Data Strategy for SREs and Observability Teams

Data Strategy for SREs and Observability Teams

12 Min. Read

In Honeycomb’s Customer Architects team, we work with the full spectrum of team, scope, and budget sizes. “The data isn’t valuable enough” is something we’re always dismayed to hear, but we hear it often enough. The thing is, as much as we want it to not be true, no product or tool can magically maximize the value of your telemetry data—at least not without gobs of human input, oversight, and review.

The idea that telemetry data needs to be managed, or needs a strategy, draws a lot of inspiration from the data world (as in, BI and Data Engineering). Your company most likely has a data team that manages the data warehouse(s), data pipelines, data sources, and reporting tools. These teams are also constantly balancing costs with their user and stakeholder needs, usability, data retention, granularity, etc. Sound familiar? That’s because if you’re working on observability data, these teams are at least several years ahead of you in addressing these tradeoffs and considerations—and can teach us quite a lot.  

Let’s flatter our data friends, borrow some of their terminology, and learn as much from them as possible by outlining the principles and categories of an observability data strategy.

The challenges

Let’s say you’re on an SRE or observability team at your company, in charge of tooling and budgets.

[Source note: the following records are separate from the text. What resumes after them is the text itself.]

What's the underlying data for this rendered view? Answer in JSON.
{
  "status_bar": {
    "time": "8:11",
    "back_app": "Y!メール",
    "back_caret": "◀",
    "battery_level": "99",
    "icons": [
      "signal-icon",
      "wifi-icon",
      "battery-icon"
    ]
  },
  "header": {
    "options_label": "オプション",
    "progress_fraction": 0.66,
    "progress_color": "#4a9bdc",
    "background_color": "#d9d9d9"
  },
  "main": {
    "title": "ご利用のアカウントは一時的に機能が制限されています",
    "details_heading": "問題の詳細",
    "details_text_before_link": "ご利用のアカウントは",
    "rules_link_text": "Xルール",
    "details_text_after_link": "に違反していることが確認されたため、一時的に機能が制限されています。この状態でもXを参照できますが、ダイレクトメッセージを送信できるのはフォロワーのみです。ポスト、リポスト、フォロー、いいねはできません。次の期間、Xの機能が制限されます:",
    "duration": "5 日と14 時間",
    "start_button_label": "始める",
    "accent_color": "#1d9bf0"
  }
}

Do these challenges sound familiar?

  • Unpredictable observability tooling costs
  • Constant tug-of-war between the need for high-granularity data, long data retention periods, and the physical practicalities of storing large amounts of data while maintaining query performance and budgets
  • Lack of effective controls to prevent the leaking of PII and secrets in telemetry data
  • Timeline gaps and/or missing spans and services from tracing data, leading to an inability to correlate between signals
  • Excessive volume of repetitive, low-value data
  • Lack of technical and business context, making it difficult to tie telemetry to specific users’ actions or underlying infrastructure
  • Disconnected tools, data sources, and telemetry types, making troubleshooting slow and difficult

If these sound familiar, fear not: you’ve come to the right place. In this article, we’ll borrow terminology and techniques from the data world to help you get this data under control.


New to Honeycomb? Get your free account today.


First principles

Stepping back from all of the specific tools, technologies, and vendors, the following should be true:

  1. Your observability data should be complete, usable, and trustable. 
  2. You shouldn’t send more than you need—and never sensitive information.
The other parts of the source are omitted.